6. Al bivio tra tecnologia e tecnocrazia, ancora una volta la sfida della postmodernità si sposta, a ben vedere, sul terreno della concreta efficacia del modello processuale. La moderna ricerca socio-giuridica, anche alla luce delle prassi applicative già in corso in alcuni Paesi, auspica che l’approccio della giurisdizione al fenomeno dell’IA si basi su una metodologia estremamente pragmatica. Non vi è dubbio che il livello di efficacia, qualità e prevedibilità della giurisdizione penale sarebbe più alto ed apprezzabile se essa venisse esercitata nell’ambito di una procedura articolata in una dinamica interazione fra i saperi e le operazioni logiche tradizionalmente affidate al giudice e alle parti, da un lato, e le evidenze della prova informatica o di quella digitale o del calcolo di un algoritmo, dall’altro.

D’altra parte, è cresciuta nella società la legittima pretesa che il giudice, nell’esercizio dell’arte del giudicare e nella pratica giudiziaria, sia un buon ragionatore e un decisore di qualità.
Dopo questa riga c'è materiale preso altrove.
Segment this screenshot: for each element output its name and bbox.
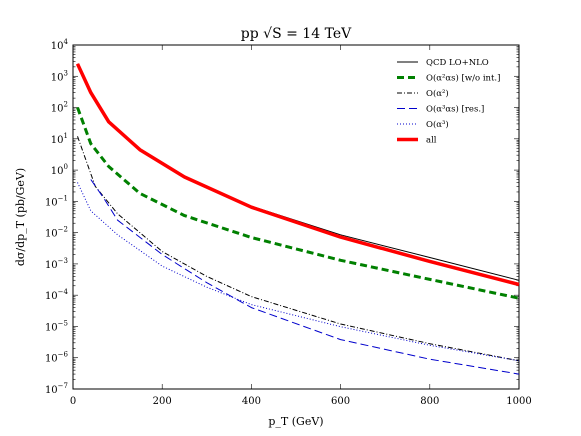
y-tick-label: 103: [51, 69, 68, 83]
legend-label-0: QCD LO+NLO: [426, 58, 489, 68]
legend-label-2: O(α²): [426, 88, 449, 99]
series-layer: [75, 63, 520, 375]
chart-title: pp √S = 14 TeV: [241, 26, 352, 42]
y-tick-label: 104: [51, 38, 69, 52]
y-tick-label: 10−3: [45, 257, 68, 271]
x-tick-label: 0: [70, 396, 76, 407]
legend-label-5: all: [426, 136, 437, 146]
legend: QCD LO+NLO O(α²αs) [w/o int.] O(α²) O(α³αs)…: [397, 58, 500, 146]
series-line-5: [75, 63, 520, 287]
x-axis-label: p_T (GeV): [268, 415, 323, 428]
y-tick-label: 10−4: [45, 288, 69, 302]
series-line-2: [77, 136, 520, 362]
x-tick-label: 800: [420, 396, 439, 407]
series-line-3: [90, 179, 520, 375]
series-line-1: [76, 106, 520, 300]
y-axis-ticks: 10−7 10−6 10−5 10−4 10−3 10−2 10−1 100 101 102 103…: [45, 38, 519, 396]
x-axis-ticks: 0 200 400 600 800 1000: [70, 45, 532, 407]
y-tick-label: 10−6: [45, 351, 69, 365]
x-tick-label: 600: [331, 396, 350, 407]
legend-label-4: O(α³): [426, 119, 449, 130]
y-tick-label: 10−7: [45, 382, 68, 396]
x-tick-label: 200: [153, 396, 172, 407]
legend-label-1: O(α²αs) [w/o int.]: [426, 73, 500, 84]
plot-frame: [72, 44, 520, 390]
y-tick-label: 101: [51, 132, 68, 146]
y-tick-label: 10−5: [45, 319, 68, 333]
x-tick-label: 1000: [506, 396, 531, 407]
x-tick-label: 400: [242, 396, 261, 407]
series-line-4: [77, 182, 520, 362]
y-tick-label: 10−1: [45, 194, 68, 208]
y-tick-label: 10−2: [45, 226, 68, 240]
y-tick-label: 100: [51, 163, 68, 177]
y-tick-label: 102: [51, 101, 68, 115]
legend-label-3: O(α³αs) [res.]: [426, 104, 484, 115]
series-line-0: [77, 63, 520, 281]
y-axis-label: dσ/dp_T (pb/GeV): [14, 168, 27, 266]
Sicché la professionalità, l’etica e l’implementazione del grado di expertise accumulata dal giudice nell’utilizzo delle tecniche inferenziali del ragionamento e nella verifica degli schemi statistico-probabilistici, acquisiti con l’ausilio della tecnologia digitale, di software informatici e algoritmi predittivi o con l’apporto della robotica e della logica dell’IA, potrebbero certamente contribuire a restituire al funzionamento della giustizia penale una più adeguata immagine di efficacia e qualità.